It was after midnight when we got back to the Emniyet.
“You are going to stay here for a few days,” my lawyer said gently.
“Okay do they have a room or-”
“No. You will be in the cell.”
“I will be in that cell. Until Monday?”
“Can I bring my Kindle?”
“Can I have a book?”
“Can I take a fucking shower?”
“Okay, that’s unacceptable. They’re going to put me in fucking solitary confinement for three days with no book.”
“Okay, calm down. Please calm down.”
“No! I’m sorry, you’ve been wonderful, but this is unacceptable! Can you do me a great favor and call the consulate?”
She got the consulate on the phone and I talked to a bored sounding night operator who transferred me to the lady who was on call.
“I am so sorry. Did I disturb you?”
“No no!” she said, though I’d clearly woken her up. I heard a small dog yelp in the background. “It’s no bother. how can I help?”
“Well, my name is Sarah Perrich, and I’ve been in contact with Beth about my little deportation problem…”
“Oh yes! I talked to your mother today.”
“Did you? Oh thank you. How did she sound?”
“Calm, considering. How are you doing?”
“Well, not great at the moment, honestly. I’ve been taken to the Rhitim police office. They are about to put me in a cell for at least a few days, probably through Monday. Because I’m the only lady here, this amounts to solitary confinement, and they aren’t allowing me a book. It strikes me that this violates several international laws.”
“I am prepared to be very cooperative, but I can’t do this without a paperback. I will go crazy in there.”
“I think that’s a very reasonable request.”
She made a few calls and my lawyer reported that I was allowed a book, and she would bring me one in the morning.
She went out and got me a few snacks, and a big bottle of water, and, cruelly, a Time Out Istanbul- the Arts edition. So I could read about all kinds of cool stuff I can’t do. And then I was alone in the cell. I drifted off. An hour later I was brought out again.
“We need another statement,” my lawyer explained apologetically.
I slumped in the chair.
“What is your address in America?”
I was so tired I couldn’t remember.
She talked to the policeman and they agreed I was too exhausted to give a statement that night.
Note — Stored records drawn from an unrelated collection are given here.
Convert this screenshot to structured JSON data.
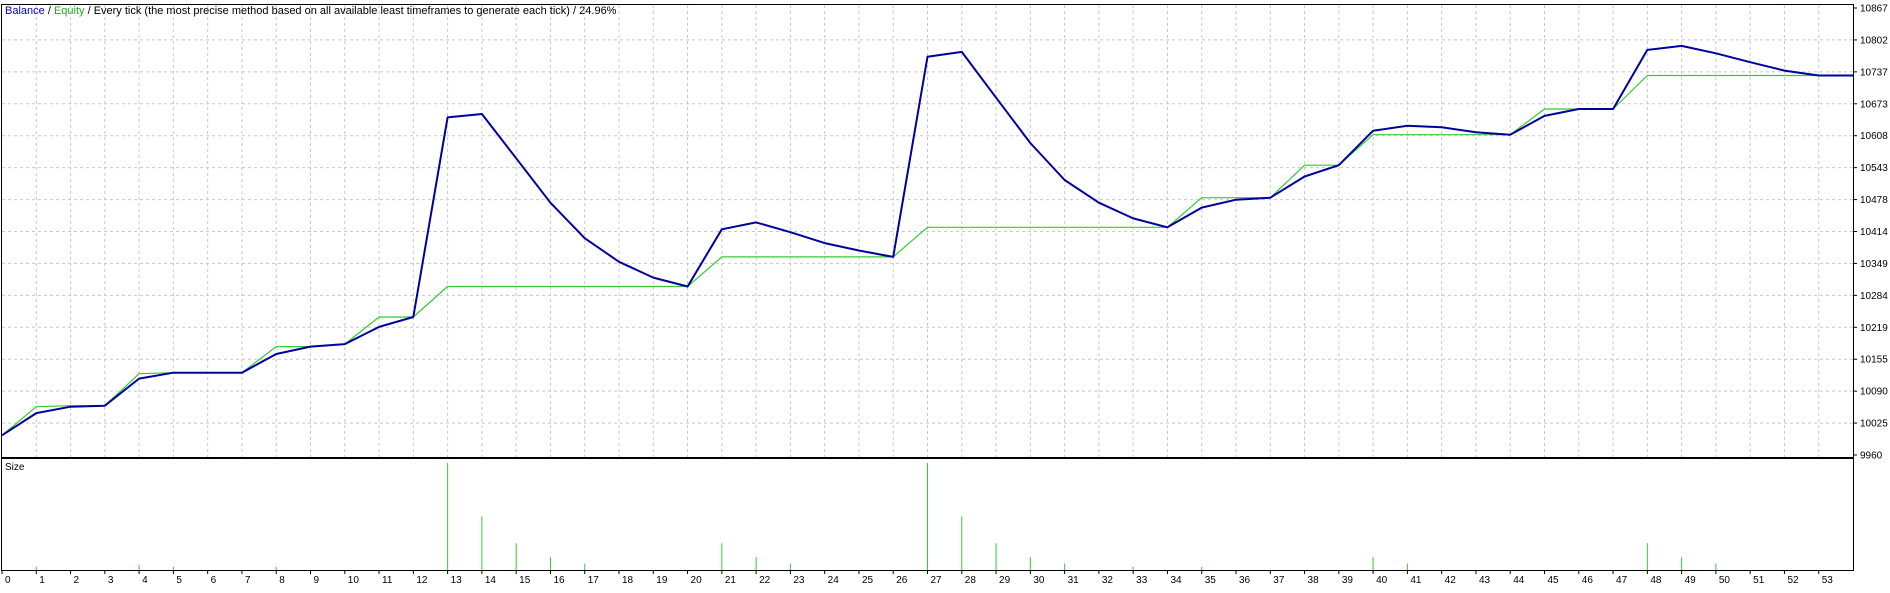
{
  "header": {
    "balance_label": "Balance",
    "sep1": " / ",
    "equity_label": "Equity",
    "sep2": " / ",
    "description": "Every tick (the most precise method based on all available least timeframes to generate each tick)",
    "sep3": " / ",
    "percent": "24.96%"
  },
  "colors": {
    "balance": "#0000a0",
    "equity": "#33cc33",
    "grid": "#c8c8c8",
    "axis": "#000000",
    "background": "#ffffff"
  },
  "chart_data": {
    "type": "line",
    "x": [
      0,
      1,
      2,
      3,
      4,
      5,
      6,
      7,
      8,
      9,
      10,
      11,
      12,
      13,
      14,
      15,
      16,
      17,
      18,
      19,
      20,
      21,
      22,
      23,
      24,
      25,
      26,
      27,
      28,
      29,
      30,
      31,
      32,
      33,
      34,
      35,
      36,
      37,
      38,
      39,
      40,
      41,
      42,
      43,
      44,
      45,
      46,
      47,
      48,
      49,
      50,
      51,
      52,
      53,
      54
    ],
    "x_tick_labels": [
      "0",
      "1",
      "2",
      "3",
      "4",
      "5",
      "6",
      "7",
      "8",
      "9",
      "10",
      "11",
      "12",
      "13",
      "14",
      "15",
      "16",
      "17",
      "18",
      "19",
      "20",
      "21",
      "22",
      "23",
      "24",
      "25",
      "26",
      "27",
      "28",
      "29",
      "30",
      "31",
      "32",
      "33",
      "34",
      "35",
      "36",
      "37",
      "38",
      "39",
      "40",
      "41",
      "42",
      "43",
      "44",
      "45",
      "46",
      "47",
      "48",
      "49",
      "50",
      "51",
      "52",
      "53"
    ],
    "y_tick_labels": [
      "10867",
      "10802",
      "10737",
      "10673",
      "10608",
      "10543",
      "10478",
      "10414",
      "10349",
      "10284",
      "10219",
      "10155",
      "10090",
      "10025",
      "9960"
    ],
    "ylim": [
      9960,
      10867
    ],
    "grid": true,
    "legend": "top-left",
    "series": [
      {
        "name": "Balance",
        "values": [
          10000,
          10045,
          10058,
          10060,
          10115,
          10127,
          10127,
          10127,
          10165,
          10180,
          10185,
          10220,
          10240,
          10645,
          10652,
          10562,
          10472,
          10400,
          10352,
          10320,
          10302,
          10418,
          10432,
          10412,
          10390,
          10375,
          10362,
          10768,
          10778,
          10685,
          10593,
          10518,
          10472,
          10440,
          10422,
          10462,
          10478,
          10482,
          10525,
          10548,
          10618,
          10628,
          10625,
          10615,
          10610,
          10648,
          10662,
          10662,
          10782,
          10790,
          10775,
          10757,
          10740,
          10730,
          10730
        ]
      },
      {
        "name": "Equity",
        "values": [
          10000,
          10058,
          10060,
          10060,
          10125,
          10127,
          10127,
          10127,
          10180,
          10180,
          10185,
          10240,
          10240,
          10302,
          10302,
          10302,
          10302,
          10302,
          10302,
          10302,
          10302,
          10362,
          10362,
          10362,
          10362,
          10362,
          10362,
          10422,
          10422,
          10422,
          10422,
          10422,
          10422,
          10422,
          10422,
          10482,
          10482,
          10482,
          10548,
          10548,
          10610,
          10610,
          10610,
          10610,
          10610,
          10662,
          10662,
          10662,
          10730,
          10730,
          10730,
          10730,
          10730,
          10730,
          10730
        ]
      }
    ],
    "size_panel": {
      "label": "Size",
      "values": [
        0,
        0.03,
        0,
        0,
        0.05,
        0.03,
        0,
        0,
        0.03,
        0,
        0,
        0,
        0,
        1.0,
        0.5,
        0.25,
        0.12,
        0.06,
        0,
        0,
        0,
        0.25,
        0.12,
        0.06,
        0,
        0,
        0,
        1.0,
        0.5,
        0.25,
        0.12,
        0.06,
        0,
        0.03,
        0,
        0.03,
        0,
        0,
        0,
        0,
        0.12,
        0.06,
        0,
        0,
        0,
        0,
        0,
        0,
        0.25,
        0.12,
        0.06,
        0,
        0,
        0,
        0
      ]
    }
  }
}
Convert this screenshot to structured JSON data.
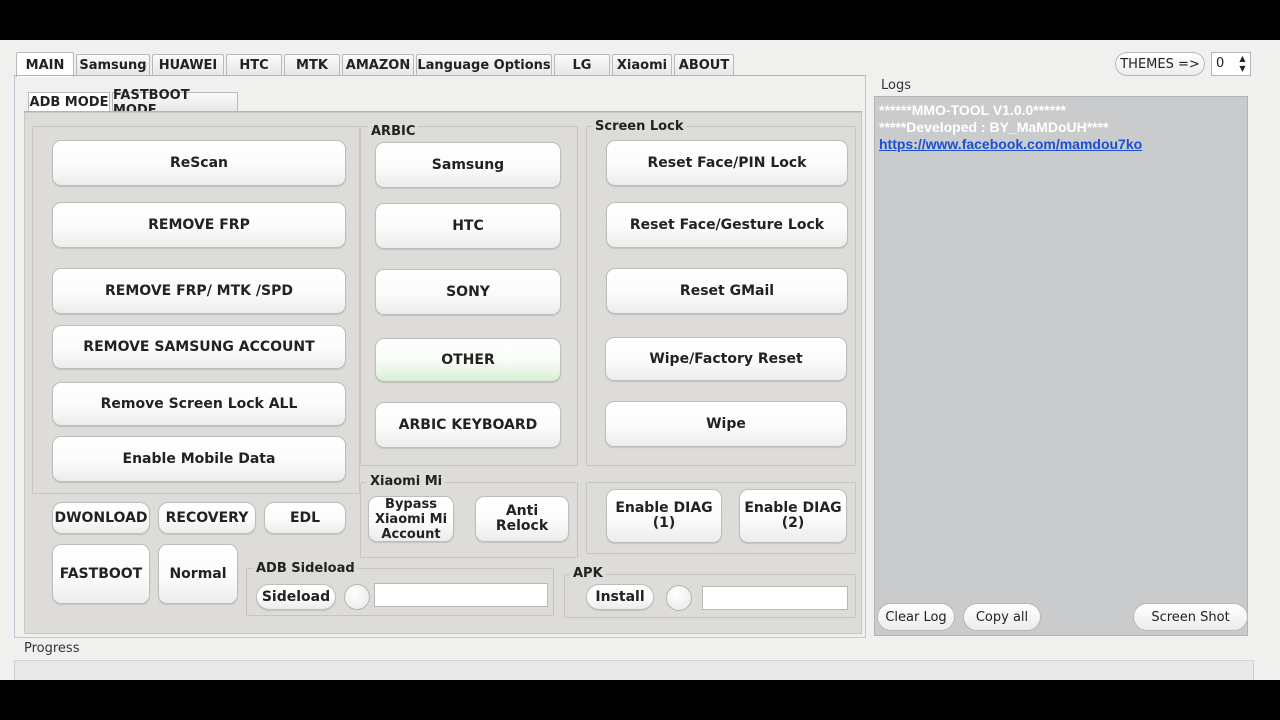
{
  "tabs": [
    "MAIN",
    "Samsung",
    "HUAWEI",
    "HTC",
    "MTK",
    "AMAZON",
    "Language Options",
    "LG",
    "Xiaomi",
    "ABOUT"
  ],
  "subtabs": [
    "ADB MODE",
    "FASTBOOT MODE"
  ],
  "left_buttons": {
    "rescan": "ReScan",
    "remove_frp": "REMOVE FRP",
    "remove_frp_mtk": "REMOVE FRP/ MTK /SPD",
    "remove_samsung": "REMOVE SAMSUNG ACCOUNT",
    "remove_screen_lock": "Remove Screen Lock ALL",
    "enable_mobile_data": "Enable Mobile Data"
  },
  "arbic": {
    "title": "ARBIC",
    "samsung": "Samsung",
    "htc": "HTC",
    "sony": "SONY",
    "other": "OTHER",
    "keyboard": "ARBIC KEYBOARD"
  },
  "screen_lock": {
    "title": "Screen Lock",
    "reset_face_pin": "Reset Face/PIN Lock",
    "reset_face_gesture": "Reset Face/Gesture Lock",
    "reset_gmail": "Reset GMail",
    "wipe_factory": "Wipe/Factory Reset",
    "wipe": "Wipe"
  },
  "boot": {
    "download": "DWONLOAD",
    "recovery": "RECOVERY",
    "edl": "EDL",
    "fastboot": "FASTBOOT",
    "normal": "Normal"
  },
  "xiaomi": {
    "title": "Xiaomi Mi",
    "bypass": "Bypass Xiaomi Mi Account",
    "anti_relock": "Anti Relock"
  },
  "diag": {
    "enable1": "Enable DIAG (1)",
    "enable2": "Enable DIAG (2)"
  },
  "sideload": {
    "title": "ADB Sideload",
    "button": "Sideload"
  },
  "apk": {
    "title": "APK",
    "button": "Install"
  },
  "themes": {
    "label": "THEMES =>",
    "value": "0"
  },
  "logs": {
    "label": "Logs",
    "line1": "******MMO-TOOL V1.0.0******",
    "line2": "*****Developed : BY_MaMDoUH****",
    "link": "https://www.facebook.com/mamdou7ko"
  },
  "log_buttons": {
    "clear": "Clear Log",
    "copy": "Copy all",
    "screenshot": "Screen Shot"
  },
  "progress": {
    "label": "Progress"
  }
}
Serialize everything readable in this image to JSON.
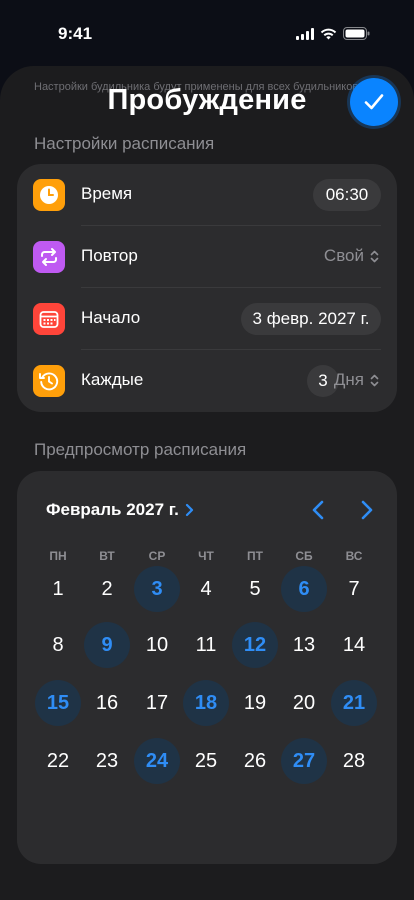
{
  "status_bar": {
    "time": "9:41"
  },
  "header": {
    "title": "Пробуждение",
    "behind_text": "Настройки будильника будут применены для всех будильников"
  },
  "schedule_settings": {
    "section_label": "Настройки расписания",
    "time": {
      "label": "Время",
      "value": "06:30"
    },
    "repeat": {
      "label": "Повтор",
      "value": "Свой"
    },
    "start": {
      "label": "Начало",
      "value": "3 февр. 2027 г."
    },
    "every": {
      "label": "Каждые",
      "number": "3",
      "unit": "Дня"
    }
  },
  "preview": {
    "section_label": "Предпросмотр расписания",
    "month_label": "Февраль 2027 г.",
    "weekdays": [
      "ПН",
      "ВТ",
      "СР",
      "ЧТ",
      "ПТ",
      "СБ",
      "ВС"
    ],
    "days": [
      {
        "n": "1",
        "sel": false
      },
      {
        "n": "2",
        "sel": false
      },
      {
        "n": "3",
        "sel": true
      },
      {
        "n": "4",
        "sel": false
      },
      {
        "n": "5",
        "sel": false
      },
      {
        "n": "6",
        "sel": true
      },
      {
        "n": "7",
        "sel": false
      },
      {
        "n": "8",
        "sel": false
      },
      {
        "n": "9",
        "sel": true
      },
      {
        "n": "10",
        "sel": false
      },
      {
        "n": "11",
        "sel": false
      },
      {
        "n": "12",
        "sel": true
      },
      {
        "n": "13",
        "sel": false
      },
      {
        "n": "14",
        "sel": false
      },
      {
        "n": "15",
        "sel": true
      },
      {
        "n": "16",
        "sel": false
      },
      {
        "n": "17",
        "sel": false
      },
      {
        "n": "18",
        "sel": true
      },
      {
        "n": "19",
        "sel": false
      },
      {
        "n": "20",
        "sel": false
      },
      {
        "n": "21",
        "sel": true
      },
      {
        "n": "22",
        "sel": false
      },
      {
        "n": "23",
        "sel": false
      },
      {
        "n": "24",
        "sel": true
      },
      {
        "n": "25",
        "sel": false
      },
      {
        "n": "26",
        "sel": false
      },
      {
        "n": "27",
        "sel": true
      },
      {
        "n": "28",
        "sel": false
      }
    ]
  },
  "colors": {
    "accent": "#0a84ff",
    "icon_time": "#ff9f0a",
    "icon_repeat": "#bf5af2",
    "icon_start": "#ff453a",
    "icon_every": "#ff9f0a"
  }
}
I was taken back into my cell. This time I took the three filthy, scratchy blankets and made myself a proper pallet on the bench.
At four thirty I was woken up again and put into a police car and taken to another office, with no explanation. At the other office my finger prints were taken again. Everyone seemed surprised that my finger prints had been taken before.
“Where?” one of the cops asked, genuinely perplexed.
“Rhitim.” I said through clenched teeth. They shrugged and took them again anyway. They took a second set of mugshots for good measure, and measured me and checked the color of my eyes and made me get on a scale.
And this, dear readers, is where I seriously almost lost my shit for real. The scale clearly read 54 kilos. Clearly.
“60 kilos!” the cop cheerfully called to the man recording my stats.
I was brought back to my cell and fell asleep again, and managed to sleep until about ten, when my lawyer woke me up with more water and a book of Agatha Christie short stories, all 500 pages of formulaic storytelling of which I would devour in the next two days.
I’ve now been in a coffee shop recounting all this for something like four hours. I will finish this sad tale tomorrow. Trust me- there is so much cop ridiculousness packed into the next few days- Turkish police are impossible to satirize because they’ve already done the job themselves better than anyone ever could.